ROANOKE TIMES

                         Roanoke Times
                 Copyright (c) 1995, Landmark Communications, Inc.

DATE: TUESDAY, February 19, 1991                   TAG: 9102190187
SECTION: NATIONAL/INTERNATIONAL                    PAGE: A-6   EDITION: METRO 
SOURCE: JACK DORSEY LANDMARK NEWS SERVICE
DATELINE: NORFOLK                                LENGTH: Medium


MAIL SENT TO TROOPS STRAINS SYSTEM

If there's a four-letter word in the Middle East that gets as much attention as "Scud," it's probably "mail."

Loved ones back home curse the lack of it. So do the soldiers and sailors with Operation Desert Storm. Postal handlers think there's too much of it. Cargo plane crews can't find enough room alongside the needed spare parts and supplies to carry all they want.

"Our mail had really been bad," said an ombudsman for the Norfolk-based fleet oiler Platte, in the Persian Gulf. "We've had a lot of lost mail. The CO's wife and I went to the Fleet Post Office and put a tracer on some of it. We found five letters."

Some soldiers are still looking for Christmas gifts mailed three months ago. Others claim they've yet to hear from friends in the States.

"We're in a rear-area unit," said Army Sgt. Joel Cole of Baraboo, Wis., who said last week that his unit hadn't received any mail since arriving in Saudi Arabia on Jan. 13.

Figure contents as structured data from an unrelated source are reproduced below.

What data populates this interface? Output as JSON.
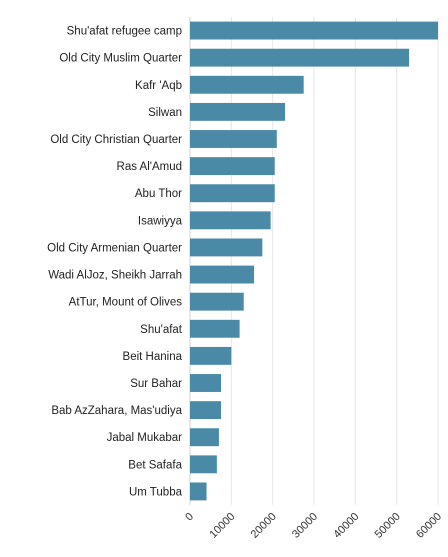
{
  "chart_data": {
    "type": "bar",
    "orientation": "horizontal",
    "title": "",
    "xlabel": "",
    "ylabel": "",
    "categories": [
      "Shu'afat refugee camp",
      "Old City  Muslim Quarter",
      "Kafr 'Aqb",
      "Silwan",
      "Old City  Christian Quarter",
      "Ras Al'Amud",
      "Abu Thor",
      "Isawiyya",
      "Old City  Armenian Quarter",
      "Wadi AlJoz, Sheikh Jarrah",
      "AtTur, Mount of Olives",
      "Shu'afat",
      "Beit Hanina",
      "Sur Bahar",
      "Bab AzZahara, Mas'udiya",
      "Jabal Mukabar",
      "Bet Safafa",
      "Um Tubba"
    ],
    "values": [
      60500,
      53000,
      27500,
      23000,
      21000,
      20500,
      20500,
      19500,
      17500,
      15500,
      13000,
      12000,
      10000,
      7500,
      7500,
      7000,
      6500,
      4000
    ],
    "xlim": [
      0,
      60000
    ],
    "xticks": [
      "0",
      "10000",
      "20000",
      "30000",
      "40000",
      "50000",
      "60000"
    ],
    "grid": true,
    "legend": "none",
    "bar_color": "#4a8aa6",
    "grid_color": "#e6e6e6"
  }
}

"If this is happening to us, what's happening to the guys at the front?"

One recent day, Cole says, he saw armloads of letters flying out into the desert from boxes loaded on a flatbed truck.

The complaints come easy.

But mostly, those accustomed to instant communications from telephones, the fax machine and television, can't understand why it takes three weeks or more for a letter to get through a war zone.

The military says it is trying to correct the problem.

"I was talking to an officer whose wife is a doctor in a desert field hospital, and he got a letter in eight days," said Rear Adm. James A. Morgart, director of supply and logistics for the Atlantic Fleet in Norfolk.

The 212 crew members of the Platte received 18 bags of mail Feb. 11 and have sent a big "thank you" to the hundreds of Americans who took the time to write.

Cmdr. Roger K. Hope, commanding officer of the ship, said the mail, much of it addressed to "Any Sailor," is welcomed.

"We received 18 bags of mail today," Hope said in a radio message to the ombudsman in Norfolk.

"Half of it was from people all across the U.S. that we don't even know. We got packages galore and about three letters or cards for each crew member.

"The troops loved it," he said.

Morgart, who helped make changes in the way mail reaches U.S. ships, says he hears the complaints and says the Pentagon brass wants nothing more than to make the system work better.

In some cases the mail is slowed because a ship can't be reached by helicopter because of operational commitments, Morgart said.

Once fighting began Jan. 17 and commercial airlines stopped, or at least severely curtailed, flights to the region, the mail backlog became acute, he said.

That's when the complaints really surfaced.

To get rid of an estimated 500 tons of mail and supplies that were backed up for a week at the Norfolk Naval Air Station alone, Morgart got more Military Airlift Command flights to come to Norfolk.

Morgart said the best advice for mailers is to be certain of the ZIP Code on every letter.